Yeah, interesting.  I find myself ever returning to this message, as
gears grind away trying to imagine what's going on in those vcpus.

> Machine : 2 Quad-core Intel X5570 CPU w/ H/T enabled (16 cpus)
> Kernel  : tip (HEAD at ee415e2)
> guest VM : 2.6.18 linux kernel based enterprise guest
> 
> Benchmarks are run in two scenarios:
> 
> 1. BM -> Bare Metal. Benchmark is run on bare metal in root cgroup
> 2. VM -> Benchmark is run inside a guest VM. Several cpu hogs (in
>  	 various cgroups) are run on host.
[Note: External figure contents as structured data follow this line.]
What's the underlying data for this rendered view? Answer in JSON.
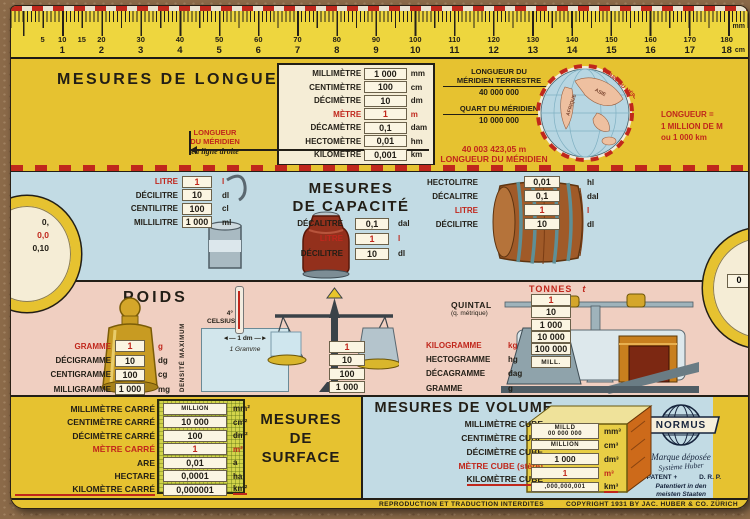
{
  "colors": {
    "card_yellow": "#e6c230",
    "section_blue": "#c2dbe4",
    "section_pink": "#f0cfc1",
    "accent_red": "#c0271c",
    "window_cream": "#f5edd6",
    "ink_black": "#221e16"
  },
  "ruler": {
    "unit_top": "mm",
    "unit_bottom": "cm",
    "mm_labels": [
      {
        "t": "5",
        "p": 4.29
      },
      {
        "t": "10",
        "p": 6.95
      },
      {
        "t": "15",
        "p": 9.61
      },
      {
        "t": "20",
        "p": 12.27
      },
      {
        "t": "30",
        "p": 17.6
      },
      {
        "t": "40",
        "p": 22.92
      },
      {
        "t": "50",
        "p": 28.24
      },
      {
        "t": "60",
        "p": 33.56
      },
      {
        "t": "70",
        "p": 38.88
      },
      {
        "t": "80",
        "p": 44.21
      },
      {
        "t": "90",
        "p": 49.53
      },
      {
        "t": "100",
        "p": 54.85
      },
      {
        "t": "110",
        "p": 60.17
      },
      {
        "t": "120",
        "p": 65.49
      },
      {
        "t": "130",
        "p": 70.82
      },
      {
        "t": "140",
        "p": 76.14
      },
      {
        "t": "150",
        "p": 81.46
      },
      {
        "t": "160",
        "p": 86.78
      },
      {
        "t": "170",
        "p": 92.1
      },
      {
        "t": "180",
        "p": 97.1
      }
    ],
    "cm_labels": [
      {
        "t": "1",
        "p": 6.95
      },
      {
        "t": "2",
        "p": 12.27
      },
      {
        "t": "3",
        "p": 17.6
      },
      {
        "t": "4",
        "p": 22.92
      },
      {
        "t": "5",
        "p": 28.24
      },
      {
        "t": "6",
        "p": 33.56
      },
      {
        "t": "7",
        "p": 38.88
      },
      {
        "t": "8",
        "p": 44.21
      },
      {
        "t": "9",
        "p": 49.53
      },
      {
        "t": "10",
        "p": 54.85
      },
      {
        "t": "11",
        "p": 60.17
      },
      {
        "t": "12",
        "p": 65.49
      },
      {
        "t": "13",
        "p": 70.82
      },
      {
        "t": "14",
        "p": 76.14
      },
      {
        "t": "15",
        "p": 81.46
      },
      {
        "t": "16",
        "p": 86.78
      },
      {
        "t": "17",
        "p": 92.1
      },
      {
        "t": "18",
        "p": 97.1
      }
    ]
  },
  "length": {
    "title": "MESURES DE LONGUEUR",
    "rows": [
      {
        "label": "MILLIMÈTRE",
        "value": "1 000",
        "unit": "mm"
      },
      {
        "label": "CENTIMÈTRE",
        "value": "100",
        "unit": "cm"
      },
      {
        "label": "DÉCIMÈTRE",
        "value": "10",
        "unit": "dm"
      },
      {
        "label": "MÈTRE",
        "value": "1",
        "unit": "m",
        "red": true
      },
      {
        "label": "DÉCAMÈTRE",
        "value": "0,1",
        "unit": "dam"
      },
      {
        "label": "HECTOMÈTRE",
        "value": "0,01",
        "unit": "hm"
      },
      {
        "label": "KILOMÈTRE",
        "value": "0,001",
        "unit": "km"
      }
    ],
    "fraction1": {
      "num_line1": "LONGUEUR DU",
      "num_line2": "MÉRIDIEN TERRESTRE",
      "den": "40 000 000",
      "eq": "= 1 m"
    },
    "fraction2": {
      "num_line1": "QUART DU MÉRIDIEN",
      "den": "10 000 000",
      "eq": "= 1 m"
    },
    "meridien_left": {
      "line1": "LONGUEUR",
      "line2": "DU MÉRIDIEN",
      "line3": "en ligne droite"
    },
    "meridien_value": "40 003 423,05 m",
    "meridien_value_label": "LONGUEUR DU MÉRIDIEN",
    "right_note": {
      "line1": "LONGUEUR =",
      "line2": "1 MILLION DE M",
      "line3": "ou 1 000 km"
    },
    "globe": {
      "label_africa": "AFRIQUE",
      "label_asia": "ASIE",
      "rim_label": "QUART DU MÉRIDIEN"
    }
  },
  "capacity": {
    "title_line1": "MESURES",
    "title_line2": "DE CAPACITÉ",
    "cup_rows": [
      {
        "label": "LITRE",
        "value": "1",
        "unit": "l",
        "red": true
      },
      {
        "label": "DÉCILITRE",
        "value": "10",
        "unit": "dl"
      },
      {
        "label": "CENTILITRE",
        "value": "100",
        "unit": "cl"
      },
      {
        "label": "MILLILITRE",
        "value": "1 000",
        "unit": "ml"
      }
    ],
    "can_rows": [
      {
        "label": "DÉCALITRE",
        "value": "0,1",
        "unit": "dal"
      },
      {
        "label": "LITRE",
        "value": "1",
        "unit": "l",
        "red": true
      },
      {
        "label": "DÉCILITRE",
        "value": "10",
        "unit": "dl"
      }
    ],
    "barrel_rows": [
      {
        "label": "HECTOLITRE",
        "value": "0,01",
        "unit": "hl"
      },
      {
        "label": "DÉCALITRE",
        "value": "0,1",
        "unit": "dal"
      },
      {
        "label": "LITRE",
        "value": "1",
        "unit": "l",
        "red": true
      },
      {
        "label": "DÉCILITRE",
        "value": "10",
        "unit": "dl"
      }
    ],
    "left_cutout": [
      {
        "t": "0,"
      },
      {
        "t": "0,0",
        "red": true
      },
      {
        "t": "0,10"
      }
    ],
    "right_cutout": "0"
  },
  "weights": {
    "title": "POIDS",
    "gram_rows": [
      {
        "label": "GRAMME",
        "value": "1",
        "unit": "g",
        "red": true
      },
      {
        "label": "DÉCIGRAMME",
        "value": "10",
        "unit": "dg"
      },
      {
        "label": "CENTIGRAMME",
        "value": "100",
        "unit": "cg"
      },
      {
        "label": "MILLIGRAMME",
        "value": "1 000",
        "unit": "mg"
      }
    ],
    "density": {
      "temp": "4°",
      "temp_unit": "CELSIUS",
      "side": "DENSITÉ MAXIMUM",
      "dim": "◄— 1 dm —►",
      "weight": "1 Gramme"
    },
    "balance_values": [
      {
        "t": "1",
        "red": true
      },
      {
        "t": "10"
      },
      {
        "t": "100"
      },
      {
        "t": "1 000"
      }
    ],
    "quintal": "QUINTAL",
    "quintal_sub": "(q. métrique)",
    "kilo_rows": [
      {
        "label": "KILOGRAMME",
        "unit": "kg",
        "red": true
      },
      {
        "label": "HECTOGRAMME",
        "unit": "hg"
      },
      {
        "label": "DÉCAGRAMME",
        "unit": "dag"
      },
      {
        "label": "GRAMME",
        "unit": "g"
      }
    ],
    "tonnes_label": "TONNES",
    "tonnes_unit": "t",
    "tonne_values": [
      {
        "t": "1",
        "red": true
      },
      {
        "t": "10"
      },
      {
        "t": "1 000"
      },
      {
        "t": "10 000"
      },
      {
        "t": "100 000"
      },
      {
        "t": "MILL."
      }
    ]
  },
  "surface": {
    "title_line1": "MESURES",
    "title_line2": "DE",
    "title_line3": "SURFACE",
    "rows": [
      {
        "label": "MILLIMÈTRE CARRÉ",
        "value": "MILLION",
        "unit": "mm²",
        "small": true
      },
      {
        "label": "CENTIMÈTRE CARRÉ",
        "value": "10 000",
        "unit": "cm²"
      },
      {
        "label": "DÉCIMÈTRE CARRÉ",
        "value": "100",
        "unit": "dm²"
      },
      {
        "label": "MÈTRE CARRÉ",
        "value": "1",
        "unit": "m²",
        "red": true
      },
      {
        "label": "ARE",
        "value": "0,01",
        "unit": "a"
      },
      {
        "label": "HECTARE",
        "value": "0,0001",
        "unit": "ha"
      },
      {
        "label": "KILOMÈTRE CARRÉ",
        "value": "0,000001",
        "unit": "km²",
        "underl": true
      }
    ]
  },
  "volume": {
    "title": "MESURES DE VOLUME",
    "labels": [
      {
        "t": "MILLIMÈTRE CUBE"
      },
      {
        "t": "CENTIMÈTRE CUBE"
      },
      {
        "t": "DÉCIMÈTRE CUBE"
      },
      {
        "t": "MÈTRE CUBE (stère)",
        "red": true
      },
      {
        "t": "KILOMÈTRE CUBE",
        "underl": true
      }
    ],
    "cube_rows": [
      {
        "v1": "MILLD",
        "v2": "00 000 000",
        "unit": "mm³",
        "small": true
      },
      {
        "v1": "MILLION",
        "v2": "",
        "unit": "cm³",
        "small": true
      },
      {
        "v1": "1 000",
        "v2": "",
        "unit": "dm³"
      },
      {
        "v1": "1",
        "v2": "",
        "unit": "m³",
        "red": true
      },
      {
        "v1": ",000,000,001",
        "v2": "",
        "unit": "km³",
        "small": true,
        "underl": true
      }
    ]
  },
  "normus": {
    "name": "NORMUS",
    "line1": "Marque déposée",
    "line2": "Système Huber",
    "line3a": "+ PATENT +",
    "line3b": "D. R. P.",
    "line4": "Patentiert in den",
    "line5": "meisten Staaten"
  },
  "footer": {
    "left": "REPRODUCTION ET TRADUCTION INTERDITES",
    "right": "COPYRIGHT 1931 BY JAC. HUBER & CO. ZÜRICH"
  }
}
Cgroup setup is as below:
> 
> 	/sys (cpu.shares = 1024, hosts all system tasks)
> 	/libvirt (cpu.shares = 20000)
>  	/libvirt/qemu/VM (cpu.shares = 8192. guest VM w/ 8 vcpus)
> 	/libvirt/qemu/hoga (cpu.shares = 1024. hosts 4 cpu hogs)
> 	/libvirt/qemu/hogb (cpu.shares = 1024. hosts 4 cpu hogs)
> 	/libvirt/qemu/hogc (cpu.shares = 1024. hosts 4 cpu hogs)
> 	/libvirt/qemu/hogd (cpu.shares = 1024. hosts 4 cpu hogs)
> 
> First BM (bare metal) scenario:
> 
> 		tip	tip + patch
> 
> volano 		1	0.955   (4.5% degradation)
> sysbench [n1] 	1	0.9984  (0.16% degradation)
> tbench 1 [n2]	1	0.9096  (9% degradation)

Those make sense, fast path cycles added.

> Now the more interesting VM scenario:
> 
> 		tip	tip + patch
> 
> volano		1	1.29   (29% improvement)
> sysbench [n3]	1	2      (100% improvement)
> tbench 1 [n4] 	1       1.07   (7% improvement)
> tbench 8 [n5] 	1       1.26   (26% improvement)
> httperf  [n6]	1 	1.05   (5% improvement)
> Trade		1	1.31   (31% improvement)
> 
> Notes:
>  
> n1. sysbench was run with 16 threads.
> n2. tbench was run on localhost with 1 client 
> n3. sysbench was run with 8 threads
> n4. tbench was run on localhost with 1 client
> n5. tbench was run over network with 8 clients
> n6. httperf was run as with burst-length of 100 and wsess of 100,500,0
> 
> So the patch seems to be a wholesome win when VCPU threads are waking
> up (in a highly contended environment). One reason could be that any assumption 
> of better cache hits by running (vcpu) threads on its prev_cpu may not
> be fully correct as vcpu threads could represent many different threads
> internally?
> 
> Anyway, there are degradations as well, considering which I see several 
> possibilities:
> 
> 1. Do balance-on-wake for vcpu threads only.

That's what your numbers say to me with this patch.  I'm not getting the
why, but your patch appears to reduce vcpu internal latencies hugely.

> 2. Document tuning possibility to improve performance in virtualized
>    environment:
> 	- Either via sched_domain flags (disable SD_WAKE_AFFINE 
>  	  at all levels and enable SD_BALANCE_WAKE at SMT/MC levels)
> 	- Or via a new sched_feat(BALANCE_WAKE) tunable
> 
> Any other thoughts or suggestions for more experiments?

Other than nuke select_idle_sibling() entirely instead, none here.